On the Unique Continuation Property for a Coupled System of Third-order Nonlinear Schrodinger Equations

In this paper, we study the unique continuation properties for a coupled system of third-order nonlinear Schrodinger equations and show the Carleman estimates of L2 and Lp (p > 2) types, as well as exponential decay properties of the solutions.
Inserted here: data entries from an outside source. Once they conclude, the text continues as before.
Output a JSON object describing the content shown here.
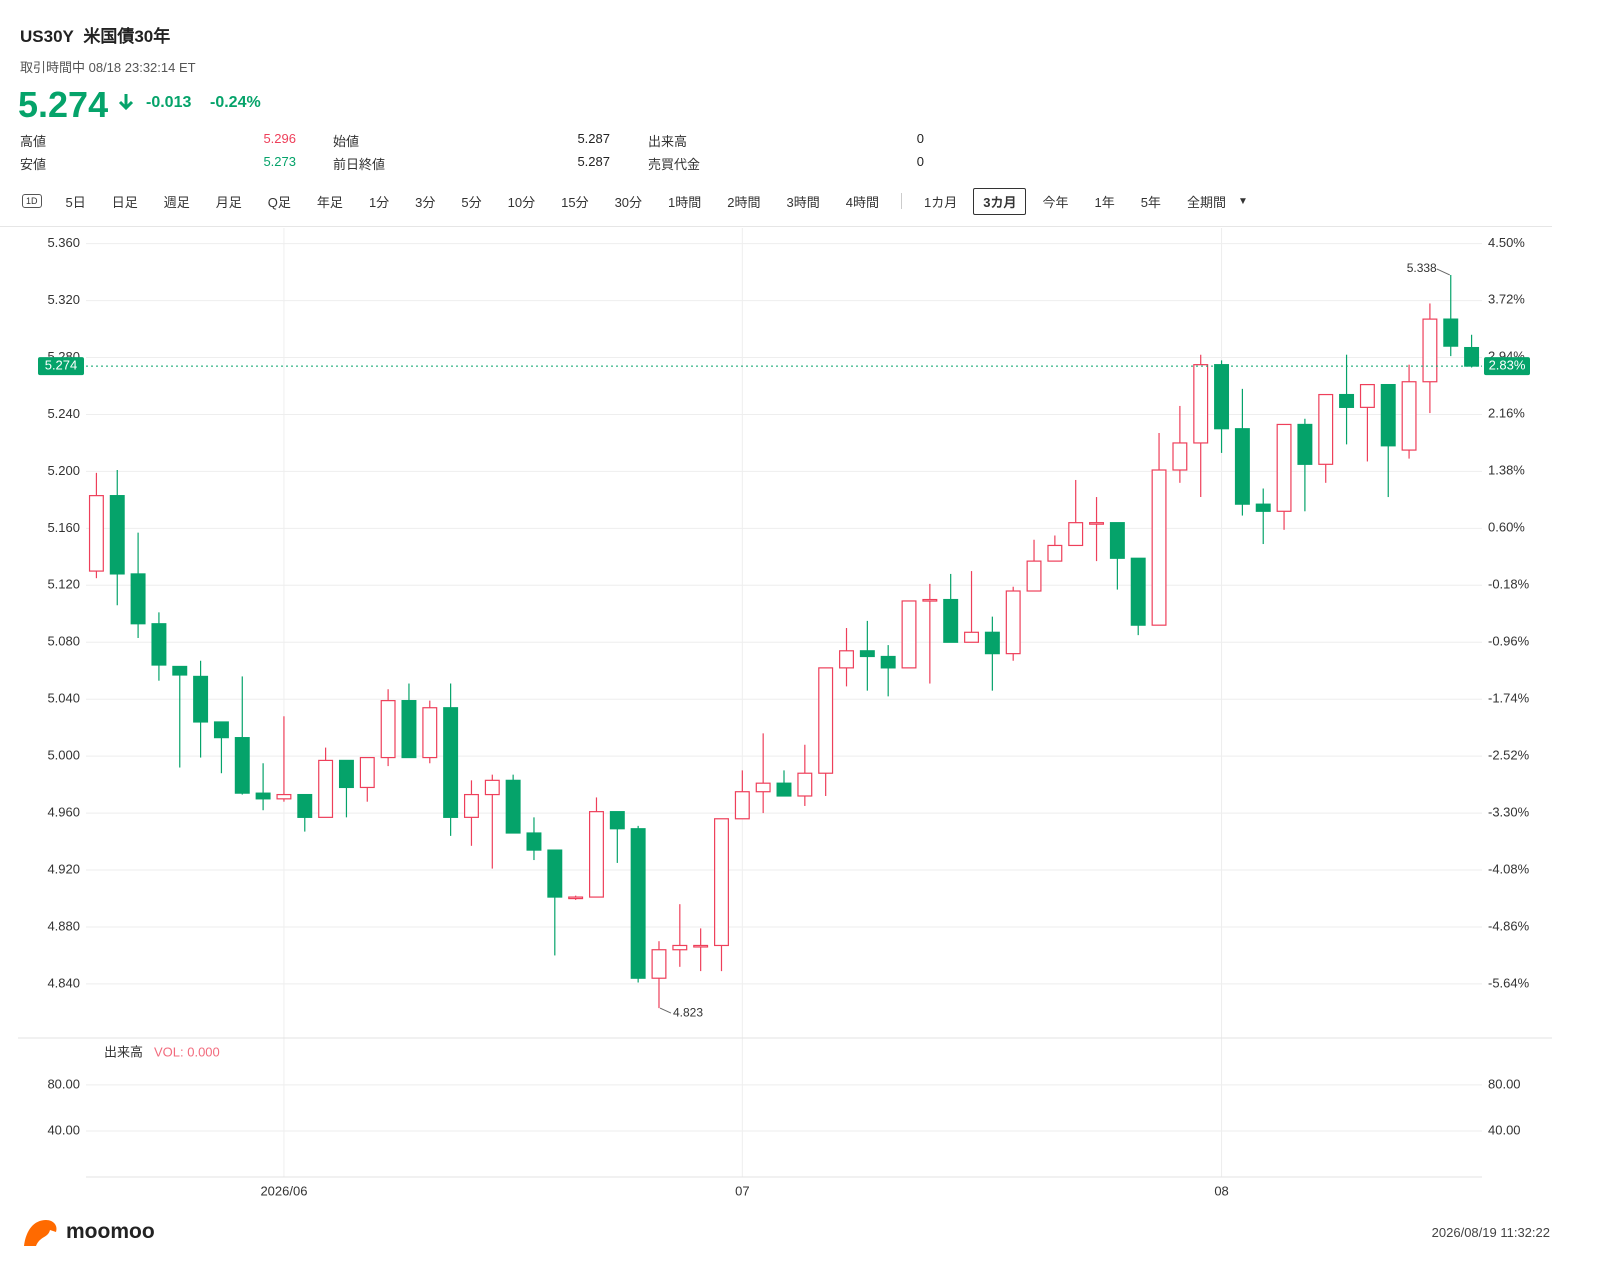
{
  "header": {
    "symbol": "US30Y",
    "name": "米国債30年",
    "status": "取引時間中 08/18 23:32:14 ET",
    "price": "5.274",
    "change": "-0.013",
    "change_pct": "-0.24%"
  },
  "stats": [
    [
      {
        "label": "高値",
        "value": "5.296"
      },
      {
        "label": "始値",
        "value": "5.287"
      },
      {
        "label": "出来高",
        "value": "0"
      }
    ],
    [
      {
        "label": "安値",
        "value": "5.273"
      },
      {
        "label": "前日終値",
        "value": "5.287"
      },
      {
        "label": "売買代金",
        "value": "0"
      }
    ]
  ],
  "toolbar": {
    "icon": "1D",
    "intervals": [
      "5日",
      "日足",
      "週足",
      "月足",
      "Q足",
      "年足",
      "1分",
      "3分",
      "5分",
      "10分",
      "15分",
      "30分",
      "1時間",
      "2時間",
      "3時間",
      "4時間"
    ],
    "ranges": [
      "1カ月",
      "3カ月",
      "今年",
      "1年",
      "5年",
      "全期間"
    ],
    "selected_range": 1
  },
  "chart_data": [
    {
      "type": "candlestick",
      "categories": [
        null,
        null,
        null,
        null,
        null,
        null,
        null,
        null,
        null,
        "2026/06",
        null,
        null,
        null,
        null,
        null,
        null,
        null,
        null,
        null,
        null,
        null,
        null,
        null,
        null,
        null,
        null,
        null,
        null,
        null,
        null,
        null,
        "07",
        null,
        null,
        null,
        null,
        null,
        null,
        null,
        null,
        null,
        null,
        null,
        null,
        null,
        null,
        null,
        null,
        null,
        null,
        null,
        null,
        null,
        null,
        "08",
        null,
        null,
        null,
        null,
        null,
        null,
        null,
        null,
        null,
        null,
        null,
        null
      ],
      "open": [
        5.13,
        5.183,
        5.128,
        5.093,
        5.063,
        5.056,
        5.024,
        5.013,
        4.974,
        4.97,
        4.973,
        4.957,
        4.997,
        4.978,
        4.999,
        5.039,
        4.999,
        5.034,
        4.957,
        4.973,
        4.983,
        4.946,
        4.934,
        4.9,
        4.901,
        4.961,
        4.949,
        4.844,
        4.864,
        4.866,
        4.867,
        4.956,
        4.975,
        4.981,
        4.972,
        4.988,
        5.062,
        5.074,
        5.07,
        5.062,
        5.109,
        5.11,
        5.08,
        5.087,
        5.072,
        5.116,
        5.137,
        5.148,
        5.163,
        5.164,
        5.139,
        5.092,
        5.201,
        5.22,
        5.275,
        5.23,
        5.177,
        5.172,
        5.233,
        5.205,
        5.254,
        5.245,
        5.261,
        5.215,
        5.263,
        5.307,
        5.287
      ],
      "high": [
        5.199,
        5.201,
        5.157,
        5.101,
        5.063,
        5.067,
        5.024,
        5.056,
        4.995,
        5.028,
        4.973,
        5.006,
        4.997,
        4.999,
        5.047,
        5.051,
        5.039,
        5.051,
        4.983,
        4.987,
        4.987,
        4.957,
        4.934,
        4.902,
        4.971,
        4.961,
        4.951,
        4.87,
        4.896,
        4.879,
        4.956,
        4.99,
        5.016,
        4.99,
        5.008,
        5.062,
        5.09,
        5.095,
        5.078,
        5.109,
        5.121,
        5.128,
        5.13,
        5.098,
        5.119,
        5.152,
        5.155,
        5.194,
        5.182,
        5.164,
        5.139,
        5.227,
        5.246,
        5.282,
        5.278,
        5.258,
        5.188,
        5.233,
        5.237,
        5.254,
        5.282,
        5.261,
        5.261,
        5.275,
        5.318,
        5.338,
        5.296
      ],
      "low": [
        5.125,
        5.106,
        5.083,
        5.053,
        4.992,
        4.999,
        4.988,
        4.973,
        4.962,
        4.968,
        4.947,
        4.957,
        4.957,
        4.968,
        4.993,
        4.999,
        4.995,
        4.944,
        4.937,
        4.921,
        4.946,
        4.927,
        4.86,
        4.899,
        4.901,
        4.925,
        4.841,
        4.823,
        4.852,
        4.849,
        4.849,
        4.956,
        4.96,
        4.972,
        4.965,
        4.972,
        5.049,
        5.046,
        5.042,
        5.062,
        5.051,
        5.08,
        5.08,
        5.046,
        5.067,
        5.116,
        5.137,
        5.148,
        5.137,
        5.117,
        5.085,
        5.092,
        5.192,
        5.182,
        5.213,
        5.169,
        5.149,
        5.159,
        5.172,
        5.192,
        5.219,
        5.207,
        5.182,
        5.209,
        5.241,
        5.281,
        5.273
      ],
      "close": [
        5.183,
        5.128,
        5.093,
        5.064,
        5.057,
        5.024,
        5.013,
        4.974,
        4.97,
        4.973,
        4.957,
        4.997,
        4.978,
        4.999,
        5.039,
        4.999,
        5.034,
        4.957,
        4.973,
        4.983,
        4.946,
        4.934,
        4.901,
        4.901,
        4.961,
        4.949,
        4.844,
        4.864,
        4.867,
        4.867,
        4.956,
        4.975,
        4.981,
        4.972,
        4.988,
        5.062,
        5.074,
        5.07,
        5.062,
        5.109,
        5.11,
        5.08,
        5.087,
        5.072,
        5.116,
        5.137,
        5.148,
        5.164,
        5.164,
        5.139,
        5.092,
        5.201,
        5.22,
        5.275,
        5.23,
        5.177,
        5.172,
        5.233,
        5.205,
        5.254,
        5.245,
        5.261,
        5.218,
        5.263,
        5.307,
        5.288,
        5.274
      ],
      "up_color": "#ee3f5a",
      "down_color": "#05a36a",
      "ylim": [
        4.802,
        5.371
      ],
      "yticks": [
        {
          "value": 5.36,
          "label": "5.360"
        },
        {
          "value": 5.32,
          "label": "5.320"
        },
        {
          "value": 5.28,
          "label": "5.280"
        },
        {
          "value": 5.24,
          "label": "5.240"
        },
        {
          "value": 5.2,
          "label": "5.200"
        },
        {
          "value": 5.16,
          "label": "5.160"
        },
        {
          "value": 5.12,
          "label": "5.120"
        },
        {
          "value": 5.08,
          "label": "5.080"
        },
        {
          "value": 5.04,
          "label": "5.040"
        },
        {
          "value": 5.0,
          "label": "5.000"
        },
        {
          "value": 4.96,
          "label": "4.960"
        },
        {
          "value": 4.92,
          "label": "4.920"
        },
        {
          "value": 4.88,
          "label": "4.880"
        },
        {
          "value": 4.84,
          "label": "4.840"
        }
      ],
      "y2lim": [
        -6.38,
        4.71
      ],
      "y2ticks": [
        {
          "value": 4.5,
          "label": "4.50%"
        },
        {
          "value": 3.72,
          "label": "3.72%"
        },
        {
          "value": 2.94,
          "label": "2.94%"
        },
        {
          "value": 2.16,
          "label": "2.16%"
        },
        {
          "value": 1.38,
          "label": "1.38%"
        },
        {
          "value": 0.6,
          "label": "0.60%"
        },
        {
          "value": -0.18,
          "label": "-0.18%"
        },
        {
          "value": -0.96,
          "label": "-0.96%"
        },
        {
          "value": -1.74,
          "label": "-1.74%"
        },
        {
          "value": -2.52,
          "label": "-2.52%"
        },
        {
          "value": -3.3,
          "label": "-3.30%"
        },
        {
          "value": -4.08,
          "label": "-4.08%"
        },
        {
          "value": -4.86,
          "label": "-4.86%"
        },
        {
          "value": -5.64,
          "label": "-5.64%"
        }
      ],
      "grid": true,
      "last_price": 5.274,
      "last_price_pct": {
        "value": 2.83,
        "label": "2.83%"
      }
    },
    {
      "type": "volume",
      "title": "出来高",
      "legend": "VOL: 0.000",
      "ylim": [
        0,
        119
      ],
      "yticks": [
        {
          "value": 80,
          "label": "80.00"
        },
        {
          "value": 40,
          "label": "40.00"
        }
      ],
      "grid": true
    }
  ],
  "footer": {
    "brand": "moomoo",
    "timestamp": "2026/08/19 11:32:22"
  }
}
As a consequence we obtain that if (\(\mathit{u}\), \(\mathit{w}\)) = (\(\mathit{u}\)(\(\mathit{x}\), \(\mathit{t}\)), \(\mathit{w}\)(\(\mathit{x}\), \(\mathit{t}\))) is a suffciently smooth solution of the system such that there exists \(\mathit{l}\) \(\in\) \(\mathbb{R}\) with supp \(\mathit{u}\)(.,tj) \(\subseteq\)(\(\mathit{l}\), \(\infty\)) (\(\mathit{or}\)(-\(\infty\), \(\mathit{l}\))) and supp \(\mathit{w}\)(.,tj) \(\subseteq\)(\(\mathit{l}\), \(\infty\)) (\(\mathit{or}\)(-\(\infty\), \(\mathit{l}\))), for \(\mathit{j}\) = 1,2 (t1 \(\neq\) t2), then \(\mathit{u}\) \(\equiv\) 0 and \(\mathit{w}\) \(\equiv\) 0.